Let's say you need $1 million to reach your goal. The previous assumptions (in Step 3: Analyze the Data) brought you just $100,000 short at around $900,000. If you can handle taking more market risk, you could increase your exposure to stocks in an aggressive portfolio of mutual funds and assume a 9.00% rate of return. Assuming all other assumptions remain the same, and by increasing your expected return by 1.00%, your 30-year time horizon, and savings rates would bring you to a nest egg worth nearly $1.2 million!

But what if you want to keep the rate of return at 8.00% but increase your savings rate to $300 per month? You can still come close to your goal with $990,000.

You can see why this step's keyword is "develop." Financial planning requires devising alternative solutions that are achievable for each individual. With so many different variables to consider, your plan needs to evolve with your needs but remain within your capabilities and risk tolerance.

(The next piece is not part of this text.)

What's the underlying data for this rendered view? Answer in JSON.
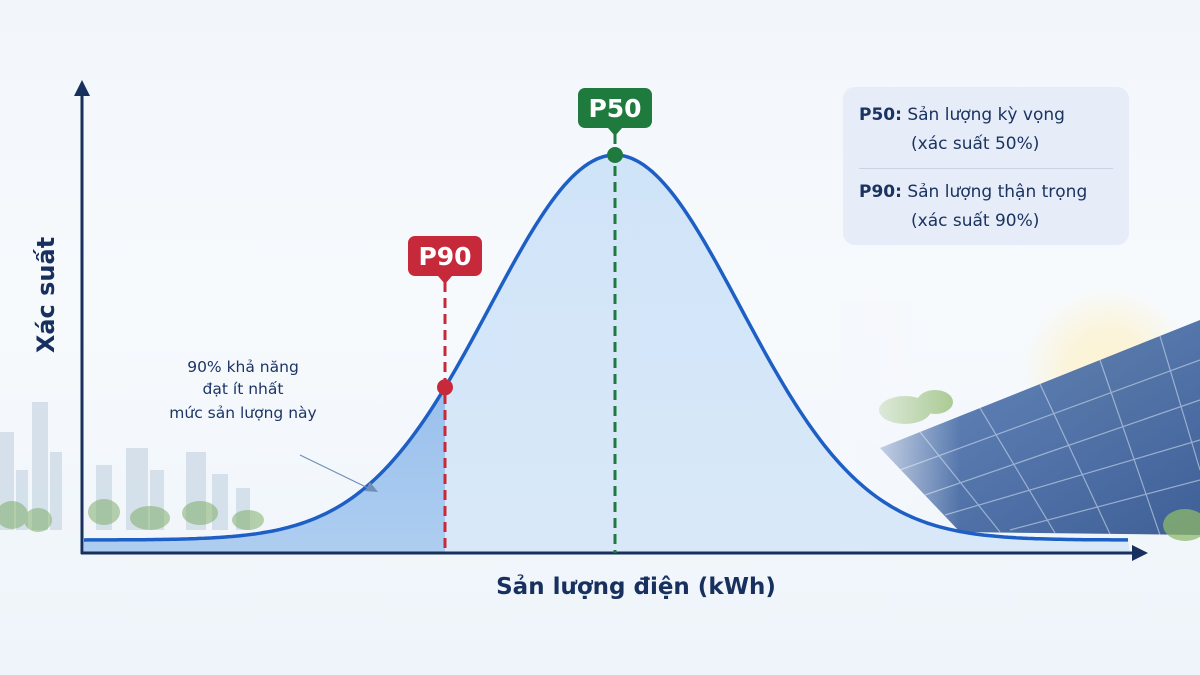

Remember to look at the big picture when developing your plan. Study the options available to you to meet your financial goals. For each goal, consider whether you should:

• Continue the same course of action.

• Expand your current situation.

• Change your current situation.

• Take a new course of action.

Select which strategies you'll employ to complete your financial plan. Take your life situation, personal values, and current economic conditions into consideration. Consider how you feel about where you currently stand financially versus where your goals would take you.

Finally, remain practical and remember that uncertainty will always be part of the picture. Step-by-step plans will move you toward your goals without leaving you feeling frustrated or defeated by the scope of your plan. Even once you've carefully completed your plan, the factors of your situation may change. The economy may dip, lowering investment concerns. The new job you decide to pursue may leave you personally or professionally unsatisfied. Do your best and remember that you have the ability to adjust your decisions later.

Don’t think you are alone. We all struggle to make plans. Implementing them may be even harder. There are an array of tools, worksheets, and how-to’s available online to assist you on your journey. Type in “Financial Plan worksheet” in your web browser and let the information flow in Getting Your Financial Life!